British Muslims shocked by video closing case on London bomber
LEEDS, England (AP) – For British Muslims, a video in which the purported ringleader of the July 7 London bombers seeks to justify the carnage caused profound shock – erasing any doubt that a homegrown cell carried out the attack and that its members were inspired by al-Qaida.
For one of his friends, the sight of Mohammed Sidique Khan – speaking in a Yorkshire accent and wearing a red-and-white keffiyeh in the farewell message broadcast on al-Jazeera – verged on the surreal.
“We were all shocked and horrified when we saw the video itself,” said Irshad Hussain in the gritty northern city where Khan grew up. “We are just devastated for what we had just heard and what we had seen on TV. … I couldn’t believe it was actually him talking on the screen.”
Khan, one of the four July 7 bombers who killed 52 people, had his farewell message broadcast alongside a video message from al-Qaida’s No. 2, Ayman al-Zawahri, on the Arab television network late Thursday.

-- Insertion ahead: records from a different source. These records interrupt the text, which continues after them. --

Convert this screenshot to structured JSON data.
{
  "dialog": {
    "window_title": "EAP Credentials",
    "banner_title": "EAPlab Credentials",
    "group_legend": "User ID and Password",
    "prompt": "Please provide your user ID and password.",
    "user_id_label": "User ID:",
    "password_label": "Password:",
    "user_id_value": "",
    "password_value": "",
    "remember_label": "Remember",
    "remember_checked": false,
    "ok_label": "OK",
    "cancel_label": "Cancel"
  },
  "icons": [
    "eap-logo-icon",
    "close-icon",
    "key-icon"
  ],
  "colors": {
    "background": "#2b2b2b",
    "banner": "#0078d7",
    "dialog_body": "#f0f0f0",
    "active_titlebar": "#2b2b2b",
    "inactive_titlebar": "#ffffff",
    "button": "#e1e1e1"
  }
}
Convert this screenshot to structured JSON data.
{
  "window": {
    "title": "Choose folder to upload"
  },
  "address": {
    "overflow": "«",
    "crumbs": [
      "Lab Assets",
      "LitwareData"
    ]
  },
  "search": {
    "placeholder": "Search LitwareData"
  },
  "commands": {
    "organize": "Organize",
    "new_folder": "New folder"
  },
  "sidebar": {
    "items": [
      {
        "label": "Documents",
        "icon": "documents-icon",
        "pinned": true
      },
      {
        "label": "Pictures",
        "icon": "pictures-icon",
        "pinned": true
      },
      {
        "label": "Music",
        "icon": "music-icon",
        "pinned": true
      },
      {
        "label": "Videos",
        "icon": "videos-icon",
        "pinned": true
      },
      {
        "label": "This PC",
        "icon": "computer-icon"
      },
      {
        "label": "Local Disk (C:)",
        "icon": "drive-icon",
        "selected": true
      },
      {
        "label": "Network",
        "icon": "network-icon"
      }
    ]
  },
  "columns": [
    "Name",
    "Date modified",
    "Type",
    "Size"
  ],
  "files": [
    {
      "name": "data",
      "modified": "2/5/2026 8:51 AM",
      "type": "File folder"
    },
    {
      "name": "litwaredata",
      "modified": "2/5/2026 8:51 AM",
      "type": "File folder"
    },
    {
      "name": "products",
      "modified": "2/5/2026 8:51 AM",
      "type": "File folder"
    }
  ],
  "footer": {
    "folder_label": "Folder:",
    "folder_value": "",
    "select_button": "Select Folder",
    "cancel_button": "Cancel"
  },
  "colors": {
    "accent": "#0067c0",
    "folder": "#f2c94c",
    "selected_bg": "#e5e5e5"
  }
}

In an interview with British Broadcasting Corp radio, Labour Party lawmaker Shahid Malik – a Muslim who represents the neighbourhood outside Leeds where Khan lived before the attacks – said the tape would put to rest rumours that Khan and the other bombers were somehow set up.
“There is a hardcore rump within the British Muslim community that didn’t actually believe somehow that Sidique and his cohort were responsible,” said Malik. “Rampant conspiracy theories mushroomed out of control.”